Существуют и другие исследования, показывающие, как часто во внутренней речи собственно речевые компоненты подменяются слуховыми, зрительными и т. д. Н. И. Жинкин осуществил, пользуясь весьма простой методикой (испытуемые в процессе решения задачи должны были постукивать рукой по столу в заданном ритме), очень интересный эксперимент. Оказалось, что в большинстве случаев (примерно тогда же, когда происходит редукция мускульных напряжений) постукивание не мешает внутренней речи, т. е. внутренняя речь переходит на другой код, по своей природе субъективный — код образов и схем [20; 22]. Специально природе этих вторичных образов (образов-мыслей), возникающих как следствие уже произведенного в речевой форме анализа и синтеза признаков предмета или явления, посвящена работа М. С. Шехтера [89].
В упомянутых здесь работах Н. И. Жинкина по внутренней речи анализируется случай, пограничный между собственно внутренней речью и планированием речевого действия (внутренним программированием высказывания). Испытуемому даются готовые слова, и он должен из них составить осмысленное высказывание. Здесь общим с внутренней речью является то, что перед испытуемым стоит задача оперировать с уже готовыми речевыми элементами, а не «порождать» их самостоятельно. Однако есть и момент, общий с планированием речевого действия, а именно —<336> необходимость на определенном этапе решения задачи «догадаться о грамматической конструкции фразы» [90, 121], т. е. построить «в уме» модель фразы. В целом, однако, этот случай ближе к внутренней речи. Исследований же, посвященных планированию речевых действий в чистом виде, практически не существует ввиду крайней методической сложности и отсутствия сколько-нибудь общепринятой модели такого планирования, которая могла бы быть взята за основу. Единственными работами, где эта проблема ставится, являются классическая книга Выготского «Мышление и речь» и недавно переведенная на русский язык книга Дж. Миллера, Ю. Галантера и К. Прибрама [16; 53]. Авторы последней считают, что нормально существуют два «Плана» высказывания: «моторный План предложения» и иерархически более высокий «грамматический План», т. е. «иерархия грамматических правил образования и перестановки слов». Однако и у них нет четко разработанной модели этих «Планов». Тем не менее самая идея предварительного программирования речевого высказывания в настоящее время признана большинством исследователей.

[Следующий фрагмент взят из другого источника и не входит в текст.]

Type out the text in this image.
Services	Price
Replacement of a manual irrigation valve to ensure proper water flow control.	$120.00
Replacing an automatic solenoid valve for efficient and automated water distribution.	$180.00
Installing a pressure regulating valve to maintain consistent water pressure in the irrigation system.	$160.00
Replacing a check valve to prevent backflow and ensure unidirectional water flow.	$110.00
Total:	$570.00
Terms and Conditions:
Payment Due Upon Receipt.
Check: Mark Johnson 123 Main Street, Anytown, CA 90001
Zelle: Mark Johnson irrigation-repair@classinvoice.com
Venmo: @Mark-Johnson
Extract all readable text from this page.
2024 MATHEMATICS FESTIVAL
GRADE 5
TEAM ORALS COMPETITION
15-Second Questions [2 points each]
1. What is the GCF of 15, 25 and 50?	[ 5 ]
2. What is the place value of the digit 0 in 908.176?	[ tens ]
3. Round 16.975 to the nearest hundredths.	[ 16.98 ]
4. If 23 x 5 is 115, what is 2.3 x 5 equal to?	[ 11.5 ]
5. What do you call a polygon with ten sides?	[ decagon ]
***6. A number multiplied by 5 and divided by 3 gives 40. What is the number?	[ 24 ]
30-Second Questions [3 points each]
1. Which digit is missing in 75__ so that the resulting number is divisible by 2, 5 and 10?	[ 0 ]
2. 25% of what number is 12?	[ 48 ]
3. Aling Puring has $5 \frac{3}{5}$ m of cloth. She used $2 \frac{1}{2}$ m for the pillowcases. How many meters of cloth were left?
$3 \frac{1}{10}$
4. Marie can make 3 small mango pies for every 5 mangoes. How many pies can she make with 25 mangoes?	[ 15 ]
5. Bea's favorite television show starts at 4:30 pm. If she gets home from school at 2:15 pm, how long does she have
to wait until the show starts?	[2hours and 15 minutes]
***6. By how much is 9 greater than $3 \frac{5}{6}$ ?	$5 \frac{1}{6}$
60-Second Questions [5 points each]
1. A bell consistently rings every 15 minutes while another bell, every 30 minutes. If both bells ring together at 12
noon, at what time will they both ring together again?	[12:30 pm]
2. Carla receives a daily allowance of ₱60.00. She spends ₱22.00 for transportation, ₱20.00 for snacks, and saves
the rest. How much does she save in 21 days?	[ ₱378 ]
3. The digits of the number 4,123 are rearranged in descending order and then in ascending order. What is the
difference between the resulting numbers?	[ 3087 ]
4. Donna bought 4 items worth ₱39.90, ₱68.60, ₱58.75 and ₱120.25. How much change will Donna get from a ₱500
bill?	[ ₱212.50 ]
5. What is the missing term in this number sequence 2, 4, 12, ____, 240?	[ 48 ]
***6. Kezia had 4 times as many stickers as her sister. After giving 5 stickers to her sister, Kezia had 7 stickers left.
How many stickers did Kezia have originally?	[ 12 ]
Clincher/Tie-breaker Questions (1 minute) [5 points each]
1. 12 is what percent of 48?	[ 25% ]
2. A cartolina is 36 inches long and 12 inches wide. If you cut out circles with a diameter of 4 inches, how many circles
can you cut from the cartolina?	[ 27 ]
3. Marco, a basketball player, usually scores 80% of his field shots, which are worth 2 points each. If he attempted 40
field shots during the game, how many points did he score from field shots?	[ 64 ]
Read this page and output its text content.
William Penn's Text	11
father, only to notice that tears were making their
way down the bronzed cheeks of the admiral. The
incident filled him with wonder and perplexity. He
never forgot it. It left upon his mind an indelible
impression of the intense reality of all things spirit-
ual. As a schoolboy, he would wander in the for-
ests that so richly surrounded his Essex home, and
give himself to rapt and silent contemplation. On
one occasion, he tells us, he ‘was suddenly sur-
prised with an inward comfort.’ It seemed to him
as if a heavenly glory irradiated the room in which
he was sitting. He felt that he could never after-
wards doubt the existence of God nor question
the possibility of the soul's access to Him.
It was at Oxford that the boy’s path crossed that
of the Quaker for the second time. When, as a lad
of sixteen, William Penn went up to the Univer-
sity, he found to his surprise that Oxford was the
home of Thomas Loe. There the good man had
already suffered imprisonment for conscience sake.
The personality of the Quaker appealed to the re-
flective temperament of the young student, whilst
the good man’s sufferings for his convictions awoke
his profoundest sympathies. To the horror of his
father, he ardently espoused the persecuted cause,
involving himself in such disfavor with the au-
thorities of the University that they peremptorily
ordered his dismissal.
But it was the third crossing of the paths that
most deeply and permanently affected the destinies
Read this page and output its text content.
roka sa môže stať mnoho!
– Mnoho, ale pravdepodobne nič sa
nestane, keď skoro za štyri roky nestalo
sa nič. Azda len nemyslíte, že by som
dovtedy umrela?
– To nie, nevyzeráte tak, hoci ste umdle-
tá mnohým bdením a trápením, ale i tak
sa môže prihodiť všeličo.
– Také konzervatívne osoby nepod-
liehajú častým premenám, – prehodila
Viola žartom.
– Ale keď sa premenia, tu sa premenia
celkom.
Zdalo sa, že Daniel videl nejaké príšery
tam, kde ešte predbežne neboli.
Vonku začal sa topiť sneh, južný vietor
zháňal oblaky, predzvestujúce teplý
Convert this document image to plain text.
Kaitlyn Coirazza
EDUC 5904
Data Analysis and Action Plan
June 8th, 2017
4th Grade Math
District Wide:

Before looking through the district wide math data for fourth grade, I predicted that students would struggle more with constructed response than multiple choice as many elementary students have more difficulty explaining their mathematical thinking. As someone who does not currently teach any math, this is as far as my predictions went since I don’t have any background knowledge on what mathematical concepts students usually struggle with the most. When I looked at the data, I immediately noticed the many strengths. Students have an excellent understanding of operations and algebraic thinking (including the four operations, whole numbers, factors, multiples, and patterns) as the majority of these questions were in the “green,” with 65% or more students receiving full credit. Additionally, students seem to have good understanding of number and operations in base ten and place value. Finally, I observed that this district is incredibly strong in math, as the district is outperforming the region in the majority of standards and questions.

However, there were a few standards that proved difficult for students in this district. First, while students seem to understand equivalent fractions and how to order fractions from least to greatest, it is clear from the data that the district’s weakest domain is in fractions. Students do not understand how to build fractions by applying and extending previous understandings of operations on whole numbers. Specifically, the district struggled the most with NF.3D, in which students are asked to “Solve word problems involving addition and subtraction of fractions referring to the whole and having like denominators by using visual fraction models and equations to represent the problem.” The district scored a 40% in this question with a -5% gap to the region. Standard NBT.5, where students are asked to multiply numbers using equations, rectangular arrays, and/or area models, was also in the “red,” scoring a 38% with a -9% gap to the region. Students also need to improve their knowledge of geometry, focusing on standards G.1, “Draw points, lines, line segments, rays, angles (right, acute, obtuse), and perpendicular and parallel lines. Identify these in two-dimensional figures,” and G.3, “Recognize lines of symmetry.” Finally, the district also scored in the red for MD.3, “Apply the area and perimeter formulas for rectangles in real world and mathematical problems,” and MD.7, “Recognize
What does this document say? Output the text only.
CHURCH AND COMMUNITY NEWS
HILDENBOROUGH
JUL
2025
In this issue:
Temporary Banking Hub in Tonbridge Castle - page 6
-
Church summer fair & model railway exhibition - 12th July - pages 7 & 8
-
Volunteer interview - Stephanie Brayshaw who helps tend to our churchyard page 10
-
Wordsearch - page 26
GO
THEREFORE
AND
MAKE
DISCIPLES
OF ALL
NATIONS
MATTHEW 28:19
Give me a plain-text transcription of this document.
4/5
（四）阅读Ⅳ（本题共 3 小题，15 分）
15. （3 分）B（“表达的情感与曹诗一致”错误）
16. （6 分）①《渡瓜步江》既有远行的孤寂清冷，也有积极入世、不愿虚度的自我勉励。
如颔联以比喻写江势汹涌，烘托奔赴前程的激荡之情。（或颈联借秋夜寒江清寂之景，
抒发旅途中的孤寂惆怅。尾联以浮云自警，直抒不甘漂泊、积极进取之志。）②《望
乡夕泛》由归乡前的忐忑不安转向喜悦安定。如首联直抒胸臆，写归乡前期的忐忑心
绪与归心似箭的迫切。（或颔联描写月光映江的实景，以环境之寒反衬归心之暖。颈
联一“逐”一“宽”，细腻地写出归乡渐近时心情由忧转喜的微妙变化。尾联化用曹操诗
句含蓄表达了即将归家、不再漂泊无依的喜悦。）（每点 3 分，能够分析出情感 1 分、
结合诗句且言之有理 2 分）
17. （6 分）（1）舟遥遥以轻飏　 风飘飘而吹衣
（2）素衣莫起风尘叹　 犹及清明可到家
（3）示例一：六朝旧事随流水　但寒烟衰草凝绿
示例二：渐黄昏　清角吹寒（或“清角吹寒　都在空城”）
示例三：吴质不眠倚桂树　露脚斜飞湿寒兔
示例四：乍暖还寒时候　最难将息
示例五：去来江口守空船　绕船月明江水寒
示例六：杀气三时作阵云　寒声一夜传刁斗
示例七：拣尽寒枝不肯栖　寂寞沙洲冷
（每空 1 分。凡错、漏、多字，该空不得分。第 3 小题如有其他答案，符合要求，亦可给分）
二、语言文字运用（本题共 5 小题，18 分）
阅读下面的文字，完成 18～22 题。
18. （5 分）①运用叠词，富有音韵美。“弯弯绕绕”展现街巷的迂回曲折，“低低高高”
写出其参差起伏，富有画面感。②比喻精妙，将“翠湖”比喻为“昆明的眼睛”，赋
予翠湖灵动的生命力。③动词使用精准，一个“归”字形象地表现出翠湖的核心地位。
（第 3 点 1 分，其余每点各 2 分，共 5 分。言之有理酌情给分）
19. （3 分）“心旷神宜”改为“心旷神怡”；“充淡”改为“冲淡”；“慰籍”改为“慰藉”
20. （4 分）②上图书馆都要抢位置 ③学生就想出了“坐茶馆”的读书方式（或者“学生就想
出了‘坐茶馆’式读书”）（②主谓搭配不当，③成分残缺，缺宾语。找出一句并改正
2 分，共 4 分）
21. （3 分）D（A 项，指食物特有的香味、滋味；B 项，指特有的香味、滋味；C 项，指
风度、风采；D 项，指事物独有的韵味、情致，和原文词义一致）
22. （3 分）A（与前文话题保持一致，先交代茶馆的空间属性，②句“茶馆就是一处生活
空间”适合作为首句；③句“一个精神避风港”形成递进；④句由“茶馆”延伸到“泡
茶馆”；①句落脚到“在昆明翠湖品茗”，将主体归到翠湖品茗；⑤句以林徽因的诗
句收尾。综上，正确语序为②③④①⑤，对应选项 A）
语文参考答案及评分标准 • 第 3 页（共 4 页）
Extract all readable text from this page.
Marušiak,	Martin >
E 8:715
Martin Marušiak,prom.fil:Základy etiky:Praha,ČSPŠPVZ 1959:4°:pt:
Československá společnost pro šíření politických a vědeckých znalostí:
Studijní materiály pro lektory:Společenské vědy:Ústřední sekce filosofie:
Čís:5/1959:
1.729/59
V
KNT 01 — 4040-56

Еще более неясным является вопрос о том, как осуществляется планирование внутренней речи. В том, что такое планирование имеет место, нет оснований сомневаться; ведь внутренняя речь не что иное, как речевое высказывание, хотя и сильно редуцированное и имеющее специфическую структуру. Но, насколько нам известно, в научной литературе отсутствуют какие-либо указания на этот счет; по всей -видимости, внутренняя речь развертывается стохастически, то-есть порождение ее не требует предварительного планирования, но каждое предыдущее звено вызывает появление последующего.
В этой связи возникает интересная проблема первичности «лексемного синтаксиса»[41, 198 и след.]. Дело в том, что в спонтанной мимической речи глухонемых, а также в автономной речи детей, в речи нормальных детей в определенный период и т. д. существует единая модель построения высказывания, отмеченная еще Вундтом, S — (At) — О — (At) — V — (Part). Эта модель в известной мере отражается также и в построении обычной (звучащей) речи, обычно в тех языках, где морфемика играет относительно незначительную роль. Не исключено, что эта модель и есть модель построения высказывания во внутренней речи, а переход от внутренней речи к внешней осуществляется за счет своеобразного морфосинтаксического алгоритма, формирующегося у ребенка вместе с усвоением им грамматической системы языка. Впрочем, экспериментально изложенное здесь предположение не проверено.
Но надо сказать, что изложенная здесь гипотеза о внутренней речи как линейной структуре восходит к идеям Л. С. Выгот<337>ского, трактовавшего внутреннюю речь как сочетание смыслов8. А эти идеи встречают среди многих современных советских психологов бурный, хотя и не всегда обоснованный протест. Так, например, киевский психолог А. Н. Раевский решительно заявляет, что «внутренняя речь — это речь, отличная от внешней речи не по своей природе, а лишь по некоторым внешним структурным признакам. Нужно совершенно отбросить попытки видеть в ней речь со своими особыми синтаксическими правилами, отличными от обычной речи, и в особенности видеть в ней процесс, в котором слово, как форма выражения мысли и форма ее осуществления, умирает и сохраняется только семантическая сторона слова (Выготский). Дело в том, что слово в речи не может существовать вне его речевой формы, вне его говорения» [67, 45—46]. Едва ли последняя из цитированных фраз способна опровергнуть концепцию Выготского, как не могут ее опровергнуть и демагогические ссылки на И. М. Сеченова и И. П. Павлова. Во всяком случае, ни А. Н. Раевский, ни другие авторы, писавшие после Выготского о структуре внутренней речи (см. [66]), не смогли противопоставить его концепции никакой иной.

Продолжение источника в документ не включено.